His answer surprised me.
He told me that AI has been very effective in improving the performance of robotics and the machinery used to carry out complex logistical tasks—many of them tasks that human beings had already stopped doing long ago. But, interestingly, the company still does not have a precise statistical evaluation showing in hard numbers just how much better those systems now perform because of AI. The formal measurement of cost savings and productivity gains is clearly coming, but it has not fully arrived yet.
And that is where the story takes a revealing turn.
According to him, the clearest and most measurable impact of AI in his facility has not been in robotics, but in Human Resources. The department that has seen the greatest number of layoffs because of AI is HR. That fact is striking. It means that, in one of the most immediate and concrete ways, AI is not simply assisting human beings. It is replacing them.
AI is now sorting applications, screening candidates, qualifying prospects, and even conducting written or phone-based interviews with applicants. For now, most of these interviews are for entry-level jobs. Still, the speed of the displacement is startling.
The “common wisdom” was that AI would mostly affect manual, repetitive, low-skill work. Yet here it is moving first, and very aggressively, into administrative and relational roles once thought to require a distinctly human touch.

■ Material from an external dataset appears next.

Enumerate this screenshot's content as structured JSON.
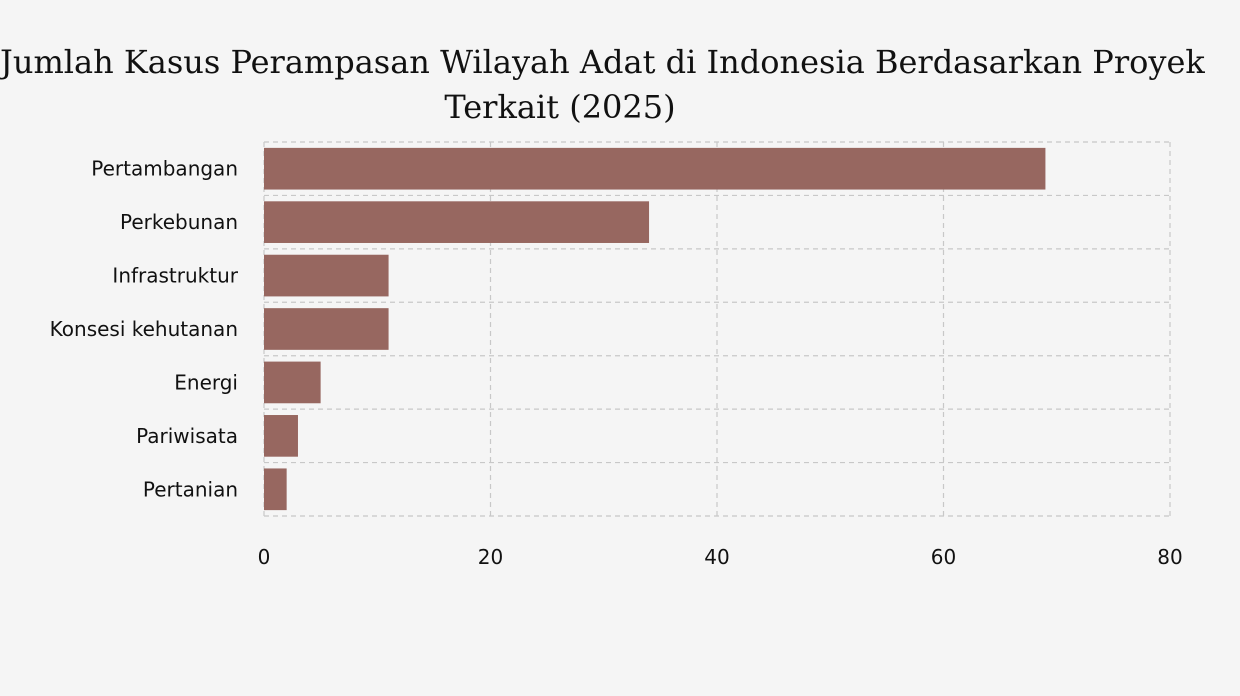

That is part of what makes AI so difficult to predict. It is not only changing work. It is scrambling our assumptions about which jobs are safe, which skills matter, and where human beings will remain indispensable. And that is precisely why ethical reflection can no longer remain an afterthought.
If AI is being deployed to eliminate jobs, it must also be used to prepare workers for the jobs that will emerge or be transformed. If corporations are serious about innovation, they cannot treat the workforce as collateral damage in a race for efficiency. Human beings are not transitional inconveniences on the road to higher productivity.
What disturbed me most in my friend’s account was his admission that his company, like many others, is implementing AI primarily as a revolutionary productivity tool, without serious reflection on the consequences for workers. That is not sustainable, and it is not morally serious. Something has to change.
A healthy perspective from a Catholic view is not only reasonable, but doable: technological progress cannot be judged only by what it makes faster, cheaper, or more efficient. It must also be judged by what it does to the human person. If AI is capable of producing exponentially more; then it should be capable of doing it without quietly discarding the people it was supposed to serve.